Faiz Ahmed Faiz’s famous poem ‘Hum Dekhenge,’ which has become a powerful symbol of protest and even featured in Bollywood, is now at the center of sedition charges. A group of artists from Mumbai sang the poem at an event organized by the Vira Sathidar Memorial, run by the late actor-activist Sathidar’s wife. Following this, Nagpur police filed sedition charges against the event organizers and the speaker under Section 152 of the Bharatiya Nyaya Sanhita (BNS), along with other sections related to promoting enmity and public mischief.
The FIR was filed by Dattatray Shirke, claiming that at a time when the country was bravely fighting Pakistani forces, the radical left in Nagpur were busy singing a ‘Pakistani Poet’s’ song. The FIR also misquotes lines from the poem as a threat to the government. The actual line of the poem, “sab takht giraye jayenge”(a need to shake the throne), is misquoted as ‘Takht hilaane ki zaroorat hai’.
Vira Sathidar, a poet, journalist, writer, and leader of the anti-caste movement, was picked up and allegedly harassed by intelligence sources while alive. His magazine, Vidrohi, is celebrated as a discourse of dissent against caste and class discrimination. He directed Court, a seminal movie and India’s official entry to the Oscars in 2016, in which he also plays the role of a folksinger.
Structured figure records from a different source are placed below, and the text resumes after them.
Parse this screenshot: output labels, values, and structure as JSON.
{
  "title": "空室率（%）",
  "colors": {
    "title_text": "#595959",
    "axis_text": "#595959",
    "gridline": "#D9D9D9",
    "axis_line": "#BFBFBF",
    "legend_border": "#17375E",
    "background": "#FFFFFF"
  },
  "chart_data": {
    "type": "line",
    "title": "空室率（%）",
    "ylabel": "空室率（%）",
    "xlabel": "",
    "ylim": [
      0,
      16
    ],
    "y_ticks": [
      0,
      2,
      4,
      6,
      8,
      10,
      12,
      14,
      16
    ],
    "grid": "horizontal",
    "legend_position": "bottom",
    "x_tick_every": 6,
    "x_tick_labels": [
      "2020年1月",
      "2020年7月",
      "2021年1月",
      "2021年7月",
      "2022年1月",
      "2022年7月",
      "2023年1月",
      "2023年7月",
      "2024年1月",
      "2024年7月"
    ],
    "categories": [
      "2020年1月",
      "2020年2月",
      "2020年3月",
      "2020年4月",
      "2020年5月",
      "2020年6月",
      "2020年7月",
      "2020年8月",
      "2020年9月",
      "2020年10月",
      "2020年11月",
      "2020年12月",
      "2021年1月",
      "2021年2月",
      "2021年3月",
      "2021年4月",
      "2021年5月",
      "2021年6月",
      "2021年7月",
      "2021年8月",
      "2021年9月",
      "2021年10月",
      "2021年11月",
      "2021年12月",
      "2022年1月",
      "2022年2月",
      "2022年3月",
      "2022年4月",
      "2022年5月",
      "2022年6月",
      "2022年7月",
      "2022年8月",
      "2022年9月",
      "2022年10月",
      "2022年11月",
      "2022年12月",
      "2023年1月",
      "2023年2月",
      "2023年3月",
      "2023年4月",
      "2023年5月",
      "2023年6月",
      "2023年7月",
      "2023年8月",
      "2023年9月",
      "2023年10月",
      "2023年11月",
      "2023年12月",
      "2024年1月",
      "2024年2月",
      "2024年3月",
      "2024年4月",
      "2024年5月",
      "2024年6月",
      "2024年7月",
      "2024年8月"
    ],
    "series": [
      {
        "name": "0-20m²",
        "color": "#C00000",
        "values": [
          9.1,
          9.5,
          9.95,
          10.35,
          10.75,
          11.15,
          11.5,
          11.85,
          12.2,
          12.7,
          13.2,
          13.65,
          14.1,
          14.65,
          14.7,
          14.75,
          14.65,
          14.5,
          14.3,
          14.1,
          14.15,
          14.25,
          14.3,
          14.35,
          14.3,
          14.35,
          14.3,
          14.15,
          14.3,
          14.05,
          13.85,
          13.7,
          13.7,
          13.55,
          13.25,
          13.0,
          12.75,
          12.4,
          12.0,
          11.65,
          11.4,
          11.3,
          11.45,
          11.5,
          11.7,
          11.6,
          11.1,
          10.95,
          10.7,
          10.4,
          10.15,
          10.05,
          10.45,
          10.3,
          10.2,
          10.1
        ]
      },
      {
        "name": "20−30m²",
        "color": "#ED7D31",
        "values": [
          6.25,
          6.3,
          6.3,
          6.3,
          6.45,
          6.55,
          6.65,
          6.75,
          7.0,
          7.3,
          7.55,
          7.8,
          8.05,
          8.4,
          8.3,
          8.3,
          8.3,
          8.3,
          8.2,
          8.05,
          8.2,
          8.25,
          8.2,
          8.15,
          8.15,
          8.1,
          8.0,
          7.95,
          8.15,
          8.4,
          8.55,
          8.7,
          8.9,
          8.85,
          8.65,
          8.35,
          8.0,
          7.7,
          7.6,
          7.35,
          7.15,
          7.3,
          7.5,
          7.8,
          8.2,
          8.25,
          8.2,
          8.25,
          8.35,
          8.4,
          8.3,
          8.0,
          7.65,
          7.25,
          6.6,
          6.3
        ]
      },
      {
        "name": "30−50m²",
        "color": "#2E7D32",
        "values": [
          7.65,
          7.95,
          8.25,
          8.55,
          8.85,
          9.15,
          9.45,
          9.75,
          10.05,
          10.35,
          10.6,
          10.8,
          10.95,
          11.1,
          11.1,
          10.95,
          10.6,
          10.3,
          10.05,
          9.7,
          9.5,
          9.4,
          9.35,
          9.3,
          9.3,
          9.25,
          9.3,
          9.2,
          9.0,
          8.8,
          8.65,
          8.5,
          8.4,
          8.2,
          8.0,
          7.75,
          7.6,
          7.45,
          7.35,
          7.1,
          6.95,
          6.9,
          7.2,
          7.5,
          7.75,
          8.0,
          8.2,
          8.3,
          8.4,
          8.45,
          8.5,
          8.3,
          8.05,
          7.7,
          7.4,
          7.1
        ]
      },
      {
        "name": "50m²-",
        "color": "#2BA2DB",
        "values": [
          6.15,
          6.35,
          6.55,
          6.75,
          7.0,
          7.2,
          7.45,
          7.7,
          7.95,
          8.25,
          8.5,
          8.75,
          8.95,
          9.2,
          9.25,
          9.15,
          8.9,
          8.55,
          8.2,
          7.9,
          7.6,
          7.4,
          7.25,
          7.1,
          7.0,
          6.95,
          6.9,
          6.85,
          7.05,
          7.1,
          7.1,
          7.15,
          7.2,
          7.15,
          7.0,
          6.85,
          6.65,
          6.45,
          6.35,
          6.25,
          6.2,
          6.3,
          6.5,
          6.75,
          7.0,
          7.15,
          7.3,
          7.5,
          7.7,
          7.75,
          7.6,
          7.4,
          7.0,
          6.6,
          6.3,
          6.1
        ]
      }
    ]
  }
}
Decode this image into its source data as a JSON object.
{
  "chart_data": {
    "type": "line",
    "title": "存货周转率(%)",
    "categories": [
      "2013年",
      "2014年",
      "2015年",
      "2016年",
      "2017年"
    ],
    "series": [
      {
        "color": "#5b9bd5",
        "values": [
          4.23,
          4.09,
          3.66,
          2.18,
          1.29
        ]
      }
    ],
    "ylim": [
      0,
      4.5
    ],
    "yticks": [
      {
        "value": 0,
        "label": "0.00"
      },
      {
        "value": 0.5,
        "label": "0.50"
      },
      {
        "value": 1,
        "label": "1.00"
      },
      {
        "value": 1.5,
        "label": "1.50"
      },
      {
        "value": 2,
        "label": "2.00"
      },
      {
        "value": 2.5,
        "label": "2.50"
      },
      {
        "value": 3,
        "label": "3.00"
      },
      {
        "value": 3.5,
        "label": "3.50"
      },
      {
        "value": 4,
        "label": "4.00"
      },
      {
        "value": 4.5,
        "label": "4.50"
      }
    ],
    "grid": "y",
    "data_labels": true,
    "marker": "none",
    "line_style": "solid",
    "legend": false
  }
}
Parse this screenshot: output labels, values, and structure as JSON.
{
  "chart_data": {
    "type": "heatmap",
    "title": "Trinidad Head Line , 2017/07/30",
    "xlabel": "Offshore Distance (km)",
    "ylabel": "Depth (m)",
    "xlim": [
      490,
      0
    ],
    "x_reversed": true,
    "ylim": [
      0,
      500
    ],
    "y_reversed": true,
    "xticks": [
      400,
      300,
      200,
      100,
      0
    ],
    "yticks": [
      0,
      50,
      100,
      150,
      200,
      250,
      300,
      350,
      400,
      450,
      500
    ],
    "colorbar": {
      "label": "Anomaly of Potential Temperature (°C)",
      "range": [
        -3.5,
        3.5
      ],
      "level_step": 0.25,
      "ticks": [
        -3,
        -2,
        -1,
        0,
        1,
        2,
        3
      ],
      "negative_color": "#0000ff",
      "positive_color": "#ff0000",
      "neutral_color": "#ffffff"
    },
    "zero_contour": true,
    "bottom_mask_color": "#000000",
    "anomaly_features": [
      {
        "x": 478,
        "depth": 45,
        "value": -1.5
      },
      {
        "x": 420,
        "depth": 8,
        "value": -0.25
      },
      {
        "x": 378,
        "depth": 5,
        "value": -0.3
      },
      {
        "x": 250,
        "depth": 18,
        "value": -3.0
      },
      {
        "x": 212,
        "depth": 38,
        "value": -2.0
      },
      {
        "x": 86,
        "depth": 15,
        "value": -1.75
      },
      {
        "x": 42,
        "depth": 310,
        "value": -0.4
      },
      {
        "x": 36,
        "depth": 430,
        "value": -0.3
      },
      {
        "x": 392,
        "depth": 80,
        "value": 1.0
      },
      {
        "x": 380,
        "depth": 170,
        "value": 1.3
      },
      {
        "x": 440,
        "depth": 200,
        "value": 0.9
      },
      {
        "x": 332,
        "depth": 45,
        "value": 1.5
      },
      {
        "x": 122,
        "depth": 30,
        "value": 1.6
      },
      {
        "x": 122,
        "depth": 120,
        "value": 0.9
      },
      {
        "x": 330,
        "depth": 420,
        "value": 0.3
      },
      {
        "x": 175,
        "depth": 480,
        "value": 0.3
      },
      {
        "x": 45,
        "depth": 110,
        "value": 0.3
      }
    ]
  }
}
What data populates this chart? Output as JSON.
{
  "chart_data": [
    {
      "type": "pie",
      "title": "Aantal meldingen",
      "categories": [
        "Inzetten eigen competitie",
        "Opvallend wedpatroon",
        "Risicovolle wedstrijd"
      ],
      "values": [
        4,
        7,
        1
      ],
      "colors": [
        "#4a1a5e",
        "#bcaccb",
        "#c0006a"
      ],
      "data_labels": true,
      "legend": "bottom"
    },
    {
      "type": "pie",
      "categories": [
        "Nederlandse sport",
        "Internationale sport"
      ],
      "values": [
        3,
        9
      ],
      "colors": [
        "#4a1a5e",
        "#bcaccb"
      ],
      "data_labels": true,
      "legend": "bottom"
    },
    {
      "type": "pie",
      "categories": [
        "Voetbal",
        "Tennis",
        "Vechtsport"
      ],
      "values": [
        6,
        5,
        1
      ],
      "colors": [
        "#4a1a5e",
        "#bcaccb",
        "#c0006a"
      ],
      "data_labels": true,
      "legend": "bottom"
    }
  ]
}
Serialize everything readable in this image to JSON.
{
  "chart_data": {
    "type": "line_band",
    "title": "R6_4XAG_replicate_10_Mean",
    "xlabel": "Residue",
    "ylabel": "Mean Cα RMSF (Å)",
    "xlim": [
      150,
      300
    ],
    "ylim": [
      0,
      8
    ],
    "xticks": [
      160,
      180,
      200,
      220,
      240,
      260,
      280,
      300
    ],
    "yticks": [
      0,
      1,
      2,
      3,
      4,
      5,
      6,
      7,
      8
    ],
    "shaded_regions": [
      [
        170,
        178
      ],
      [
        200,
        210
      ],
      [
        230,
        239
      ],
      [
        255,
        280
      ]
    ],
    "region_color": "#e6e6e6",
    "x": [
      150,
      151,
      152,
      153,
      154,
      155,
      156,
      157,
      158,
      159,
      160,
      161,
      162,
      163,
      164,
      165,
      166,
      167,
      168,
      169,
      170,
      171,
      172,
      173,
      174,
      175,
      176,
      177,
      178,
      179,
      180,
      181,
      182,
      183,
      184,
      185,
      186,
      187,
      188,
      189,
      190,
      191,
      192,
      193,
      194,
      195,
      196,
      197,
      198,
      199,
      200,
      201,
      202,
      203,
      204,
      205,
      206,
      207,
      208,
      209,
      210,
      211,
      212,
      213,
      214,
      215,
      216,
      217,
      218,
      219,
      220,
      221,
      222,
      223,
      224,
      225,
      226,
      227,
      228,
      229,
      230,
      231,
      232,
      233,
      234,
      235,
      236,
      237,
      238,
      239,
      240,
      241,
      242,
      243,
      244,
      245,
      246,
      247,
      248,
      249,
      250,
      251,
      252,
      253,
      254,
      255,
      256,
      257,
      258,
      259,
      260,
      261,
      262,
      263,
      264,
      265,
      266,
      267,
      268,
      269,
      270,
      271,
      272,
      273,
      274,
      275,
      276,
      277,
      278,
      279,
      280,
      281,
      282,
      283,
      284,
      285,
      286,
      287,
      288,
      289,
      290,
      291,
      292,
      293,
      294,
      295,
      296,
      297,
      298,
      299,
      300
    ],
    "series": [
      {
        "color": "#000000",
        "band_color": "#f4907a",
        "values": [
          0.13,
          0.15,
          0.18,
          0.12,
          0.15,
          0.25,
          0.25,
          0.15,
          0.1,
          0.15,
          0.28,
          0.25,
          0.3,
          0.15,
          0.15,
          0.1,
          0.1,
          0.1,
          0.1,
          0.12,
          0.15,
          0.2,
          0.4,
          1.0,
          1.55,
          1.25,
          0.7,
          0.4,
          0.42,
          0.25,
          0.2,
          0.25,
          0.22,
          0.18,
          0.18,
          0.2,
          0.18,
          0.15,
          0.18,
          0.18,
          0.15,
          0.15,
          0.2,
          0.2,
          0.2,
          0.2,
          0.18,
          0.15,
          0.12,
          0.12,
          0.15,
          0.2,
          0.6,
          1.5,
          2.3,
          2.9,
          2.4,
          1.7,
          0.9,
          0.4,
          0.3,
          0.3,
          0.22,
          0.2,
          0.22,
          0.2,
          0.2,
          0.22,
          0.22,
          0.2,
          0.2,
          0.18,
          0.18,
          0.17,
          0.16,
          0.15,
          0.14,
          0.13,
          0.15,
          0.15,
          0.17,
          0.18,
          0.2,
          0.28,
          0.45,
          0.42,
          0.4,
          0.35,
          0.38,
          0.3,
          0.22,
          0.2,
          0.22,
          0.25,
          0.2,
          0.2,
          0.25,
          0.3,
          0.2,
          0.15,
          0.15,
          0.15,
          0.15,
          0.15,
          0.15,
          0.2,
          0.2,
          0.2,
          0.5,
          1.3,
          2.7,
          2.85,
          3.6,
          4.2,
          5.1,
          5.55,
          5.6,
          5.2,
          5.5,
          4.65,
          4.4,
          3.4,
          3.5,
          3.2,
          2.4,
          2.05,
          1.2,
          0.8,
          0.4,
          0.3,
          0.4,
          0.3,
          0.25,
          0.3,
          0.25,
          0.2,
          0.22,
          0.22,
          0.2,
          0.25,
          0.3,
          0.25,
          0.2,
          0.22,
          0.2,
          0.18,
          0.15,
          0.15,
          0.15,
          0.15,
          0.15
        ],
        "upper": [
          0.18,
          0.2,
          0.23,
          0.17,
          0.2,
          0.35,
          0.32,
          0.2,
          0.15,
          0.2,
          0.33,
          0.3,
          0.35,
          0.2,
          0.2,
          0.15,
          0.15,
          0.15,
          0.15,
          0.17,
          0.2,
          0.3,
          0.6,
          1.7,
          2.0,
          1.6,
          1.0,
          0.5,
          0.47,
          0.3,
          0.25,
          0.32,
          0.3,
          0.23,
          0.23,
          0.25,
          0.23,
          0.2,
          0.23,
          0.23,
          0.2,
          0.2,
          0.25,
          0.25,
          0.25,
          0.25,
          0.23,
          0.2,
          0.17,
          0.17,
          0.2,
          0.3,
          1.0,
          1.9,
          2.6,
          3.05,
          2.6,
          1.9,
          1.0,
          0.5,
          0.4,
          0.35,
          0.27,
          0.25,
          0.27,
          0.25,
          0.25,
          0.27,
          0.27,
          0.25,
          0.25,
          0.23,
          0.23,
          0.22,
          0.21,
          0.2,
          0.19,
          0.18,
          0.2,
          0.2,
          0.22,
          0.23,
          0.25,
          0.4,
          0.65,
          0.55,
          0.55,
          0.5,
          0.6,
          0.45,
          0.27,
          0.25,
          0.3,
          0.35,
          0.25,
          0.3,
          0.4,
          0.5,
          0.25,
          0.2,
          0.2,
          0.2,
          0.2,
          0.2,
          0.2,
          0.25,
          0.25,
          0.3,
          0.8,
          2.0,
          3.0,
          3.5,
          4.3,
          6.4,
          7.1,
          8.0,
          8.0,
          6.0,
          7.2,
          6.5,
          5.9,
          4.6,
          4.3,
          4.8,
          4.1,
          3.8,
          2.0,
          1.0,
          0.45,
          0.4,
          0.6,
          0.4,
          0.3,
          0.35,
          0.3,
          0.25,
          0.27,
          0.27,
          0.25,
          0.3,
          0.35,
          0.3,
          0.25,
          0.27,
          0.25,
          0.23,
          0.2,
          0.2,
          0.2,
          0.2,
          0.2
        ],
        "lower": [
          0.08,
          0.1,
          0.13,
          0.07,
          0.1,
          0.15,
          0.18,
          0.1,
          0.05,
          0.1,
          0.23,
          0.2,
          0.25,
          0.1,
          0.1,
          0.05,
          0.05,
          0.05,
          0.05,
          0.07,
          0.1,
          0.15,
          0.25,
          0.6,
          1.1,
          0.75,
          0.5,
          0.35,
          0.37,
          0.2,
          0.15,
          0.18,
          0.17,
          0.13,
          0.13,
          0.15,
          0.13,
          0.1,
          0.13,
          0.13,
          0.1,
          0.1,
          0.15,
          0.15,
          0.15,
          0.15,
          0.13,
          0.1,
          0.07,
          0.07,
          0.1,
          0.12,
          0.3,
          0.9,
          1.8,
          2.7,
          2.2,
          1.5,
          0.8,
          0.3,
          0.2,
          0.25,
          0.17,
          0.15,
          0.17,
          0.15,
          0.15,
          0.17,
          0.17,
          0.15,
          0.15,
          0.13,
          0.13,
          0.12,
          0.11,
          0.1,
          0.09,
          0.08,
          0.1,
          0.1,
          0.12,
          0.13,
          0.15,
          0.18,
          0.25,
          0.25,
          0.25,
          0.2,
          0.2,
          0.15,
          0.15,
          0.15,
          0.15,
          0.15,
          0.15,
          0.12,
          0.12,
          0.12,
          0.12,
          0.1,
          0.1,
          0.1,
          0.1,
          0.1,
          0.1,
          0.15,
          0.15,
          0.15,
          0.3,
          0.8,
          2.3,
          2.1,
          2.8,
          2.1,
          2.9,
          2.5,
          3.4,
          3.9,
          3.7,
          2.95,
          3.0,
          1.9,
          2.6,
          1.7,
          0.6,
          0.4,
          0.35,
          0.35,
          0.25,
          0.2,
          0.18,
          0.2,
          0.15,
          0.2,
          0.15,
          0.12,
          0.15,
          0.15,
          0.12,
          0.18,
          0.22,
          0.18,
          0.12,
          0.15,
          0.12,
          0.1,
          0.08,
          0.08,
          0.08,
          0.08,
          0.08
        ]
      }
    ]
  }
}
The movie unveils the injustice of the Indian legal system.
Pushpa Sathidar, who is also a renowned activist of people’s movements and the wife of Sathidar, is one of the organisers of the annual memorial group, ‘Vira Sathidar Smruti Samanvay Samiti’, formed after Sathidar’s demise. The event was attended by several speakers, including advocate Uttam Jagirdar and had other cultural groups performing songs and plays. Though the FIR doesn’t mention individual names, it says charges are booked against the organiser and the event speaker. More than a hundred people attended the event.
Though a top court stays the application of sedition charges, Nagpur Police has been intensifyingly using it. Earlier, a Kerala-based journalist, Rejaz Sheeba, Sydeek, was arrested by Nagpur Police on Naxalite connections and other connections with banned organisations. He is also accused of opposing ‘Operation Sindoor’.
The BJP-led Maharashtra Government is advocating for another law, the Maharashtra Special Public Security Bill, 2024 and pushing to implement this. If this becomes a law, then activists fear this can lead to a human rights crackdown, that dissent or criticism against the government will be marked as ‘urban naxals’.